Когда я стоял в кабинете у врача и с меня снимали датчики, чувство было незабываемым. То самое ощущение сделанного дела и небольшая слабость в мышцах.

— Вот твоя история. Но я кое-что хочу спросить у тебя, — сказала Галина Николаевна и протянула мне документы.

— Слушаю, — ответил я, натянув на себя майку и надев рубашку.

— Как думаешь, сколько единиц ты выдержал?

— Думаю, что как и положено — все 6.

— Ты себя недооцениваешь, Сергей, — подмигнула Галина Николаевна. — Лети, голубь!

— Спасибо.

На волне эйфории я побежал в кабинет к Белле Георгиевне. Никакой боли в спине, дискомфорта, чесотки и других отклонений от нормы. Видать, кубинский «знахарь» сотворил чудо, а начало занятий по гимнастике Швабрина закрепило этот эффект. Сомневаюсь, что за столь короткий срок упражнения сделали многое, но в перспективе нужно продолжать заниматься.

Очереди перед кабинетом хирурга не было, но вот дверь мне поддалась не сразу. Она вообще была закрыта.

— Одну минуту, — прозвучал за дверью мужской голос.

Кажется, кого-то она уже там обследует. В моё прошлое ВЛК она тоже закрывала на ключ дверь, когда осматривала меня ниже пояса.

Замок на двери щелкнул, и из кабинета показалась знакомая физиономия в тёмных очках.

— Родин, да как живой! — воскликнул Хреков, протянув мне свою ладонь.

Предварительно он её об себя вытер. Пока тряс мою руку, приглаживал свои редкие растрепавшиеся волосы.

— Рад вас видеть, товарищ генерал. Как у вас здоровье? — спросил я.

— Ничего, старлей! — радостно воскликнул он, похлопав меня по плечу.

— Ничего хорошего, — прозвучал голос Беллы Георгиевны из кабинета.

— Короче, рано меня ещё списывать, Родин, — улыбнулся Хреков.

— Правильно. Уже поздно списывать. Списали, — продолжила комментировать хирург.

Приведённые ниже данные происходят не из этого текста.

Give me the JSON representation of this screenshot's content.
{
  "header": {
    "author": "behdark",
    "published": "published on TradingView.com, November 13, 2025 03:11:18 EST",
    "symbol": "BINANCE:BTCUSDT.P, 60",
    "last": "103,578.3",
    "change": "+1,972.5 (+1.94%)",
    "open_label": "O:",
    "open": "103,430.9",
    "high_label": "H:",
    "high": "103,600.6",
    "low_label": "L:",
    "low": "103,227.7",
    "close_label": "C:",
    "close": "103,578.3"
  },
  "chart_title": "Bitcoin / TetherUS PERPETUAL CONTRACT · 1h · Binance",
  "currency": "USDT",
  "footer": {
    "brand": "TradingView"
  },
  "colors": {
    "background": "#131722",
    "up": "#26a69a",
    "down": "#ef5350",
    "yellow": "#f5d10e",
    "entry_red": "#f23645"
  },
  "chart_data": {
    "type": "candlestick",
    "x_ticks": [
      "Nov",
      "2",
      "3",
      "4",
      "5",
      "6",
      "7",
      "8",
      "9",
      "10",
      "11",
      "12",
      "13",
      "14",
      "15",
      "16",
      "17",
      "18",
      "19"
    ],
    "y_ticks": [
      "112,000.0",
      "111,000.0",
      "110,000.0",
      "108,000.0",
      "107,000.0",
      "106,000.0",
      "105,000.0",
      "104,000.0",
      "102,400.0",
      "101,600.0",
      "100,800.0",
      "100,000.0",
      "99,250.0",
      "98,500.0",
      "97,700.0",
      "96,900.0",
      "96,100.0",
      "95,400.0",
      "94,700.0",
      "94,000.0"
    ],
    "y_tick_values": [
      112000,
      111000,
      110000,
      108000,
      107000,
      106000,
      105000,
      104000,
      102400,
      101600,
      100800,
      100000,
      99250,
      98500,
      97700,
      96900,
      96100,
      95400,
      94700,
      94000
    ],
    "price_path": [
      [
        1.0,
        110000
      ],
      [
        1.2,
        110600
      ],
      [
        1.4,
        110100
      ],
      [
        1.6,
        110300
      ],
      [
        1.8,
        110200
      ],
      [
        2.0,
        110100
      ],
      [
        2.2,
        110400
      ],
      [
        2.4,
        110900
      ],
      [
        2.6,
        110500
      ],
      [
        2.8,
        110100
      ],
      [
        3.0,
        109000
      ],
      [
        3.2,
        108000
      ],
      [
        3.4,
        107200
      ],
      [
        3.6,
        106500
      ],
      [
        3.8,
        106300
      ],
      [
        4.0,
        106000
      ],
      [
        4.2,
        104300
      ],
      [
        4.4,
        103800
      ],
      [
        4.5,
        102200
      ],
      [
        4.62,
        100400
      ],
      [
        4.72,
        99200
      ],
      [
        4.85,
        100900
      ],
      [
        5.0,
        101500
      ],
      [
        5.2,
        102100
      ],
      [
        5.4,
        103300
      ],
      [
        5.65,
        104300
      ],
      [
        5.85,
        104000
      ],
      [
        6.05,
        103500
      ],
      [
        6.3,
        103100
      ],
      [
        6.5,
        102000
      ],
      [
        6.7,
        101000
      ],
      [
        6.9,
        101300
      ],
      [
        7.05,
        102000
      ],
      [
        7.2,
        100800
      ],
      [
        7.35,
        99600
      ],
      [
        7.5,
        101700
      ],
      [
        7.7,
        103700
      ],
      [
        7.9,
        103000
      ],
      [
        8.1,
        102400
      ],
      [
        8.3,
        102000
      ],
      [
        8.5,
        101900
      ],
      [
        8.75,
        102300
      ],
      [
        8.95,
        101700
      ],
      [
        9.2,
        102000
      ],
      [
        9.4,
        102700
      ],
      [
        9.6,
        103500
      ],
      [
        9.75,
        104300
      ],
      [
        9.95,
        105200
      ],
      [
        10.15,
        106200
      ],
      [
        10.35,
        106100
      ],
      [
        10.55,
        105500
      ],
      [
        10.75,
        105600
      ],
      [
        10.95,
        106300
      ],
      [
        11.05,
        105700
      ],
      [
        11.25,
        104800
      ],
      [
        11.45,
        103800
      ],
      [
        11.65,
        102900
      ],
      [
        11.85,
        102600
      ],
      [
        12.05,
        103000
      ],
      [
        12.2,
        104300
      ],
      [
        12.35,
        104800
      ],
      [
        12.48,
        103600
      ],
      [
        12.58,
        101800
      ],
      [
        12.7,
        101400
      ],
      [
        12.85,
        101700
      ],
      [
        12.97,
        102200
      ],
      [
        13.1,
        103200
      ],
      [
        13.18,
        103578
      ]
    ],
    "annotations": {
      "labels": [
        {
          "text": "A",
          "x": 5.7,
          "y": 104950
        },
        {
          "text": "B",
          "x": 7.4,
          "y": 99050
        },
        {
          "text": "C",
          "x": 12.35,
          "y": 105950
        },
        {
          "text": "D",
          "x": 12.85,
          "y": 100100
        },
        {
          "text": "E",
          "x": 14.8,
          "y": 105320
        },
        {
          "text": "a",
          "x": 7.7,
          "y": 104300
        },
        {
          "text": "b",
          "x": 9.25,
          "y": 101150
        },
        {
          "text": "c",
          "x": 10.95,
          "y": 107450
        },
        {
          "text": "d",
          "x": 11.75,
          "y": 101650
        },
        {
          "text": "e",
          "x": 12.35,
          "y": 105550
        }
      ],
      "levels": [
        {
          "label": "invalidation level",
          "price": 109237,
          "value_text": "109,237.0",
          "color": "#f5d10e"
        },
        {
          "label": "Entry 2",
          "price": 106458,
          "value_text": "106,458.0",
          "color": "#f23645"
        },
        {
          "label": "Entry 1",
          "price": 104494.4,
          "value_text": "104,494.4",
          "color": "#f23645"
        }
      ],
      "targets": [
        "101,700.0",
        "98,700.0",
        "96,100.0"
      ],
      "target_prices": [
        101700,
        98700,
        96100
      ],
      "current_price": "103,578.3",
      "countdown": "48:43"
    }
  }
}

Андрей Константинович напрягся так, будто перегрузка на него подействовала в этот момент.

— Стерва… но люблю её. Давай. Удачи тебе, — попрощался со мной генерал и пошёл на выход.

Войдя в кабинет я, тихо закрыл за собой дверь.

— Белла Георгиевна, разрешите? — спросил я и хирург молча, кивнула, подняв на меня свои голубые глаза. — Прошёл центрифугу.

— Я и не сомневалась. И как ощущения? — спросила она, приняв у меня из рук историю болезни и медицинскую книжку.

— Непередаваемые. Вам стоит попробовать.

— С моим мужем никаких центрифуг не нужно. Крутит, как хочешь, что и сознание потерять недолго, — сказала Белла Георгиевна и повернулась ко мне боком, положив одну свою стройную ногу в белой туфле на высоком каблуке на другую.

— Он у нас в Афганистане командующим был. Настоящий герой. Вам стоит им гордиться, — спел я порцию дифирамбов Хрекову.

— Горжусь, но это тебе не поможет, — улыбнулась Белла. — Завяжи шнурки.

Странная просьба хирурга, поскольку я стоял перед ней в резиновых тапках сейчас. Опустив голову вниз, я даже проконтролировал этот момент.

— Спасибо, но шнурков у меня нет.

— Наклонись и завязывай, — твёрдо сказала хирург. — Условно.

Кажется, это всё направлено на проверку моей спины. После такой нагрузки в центрифуге я не знал, как моя поясница отреагирует на такие наклоны.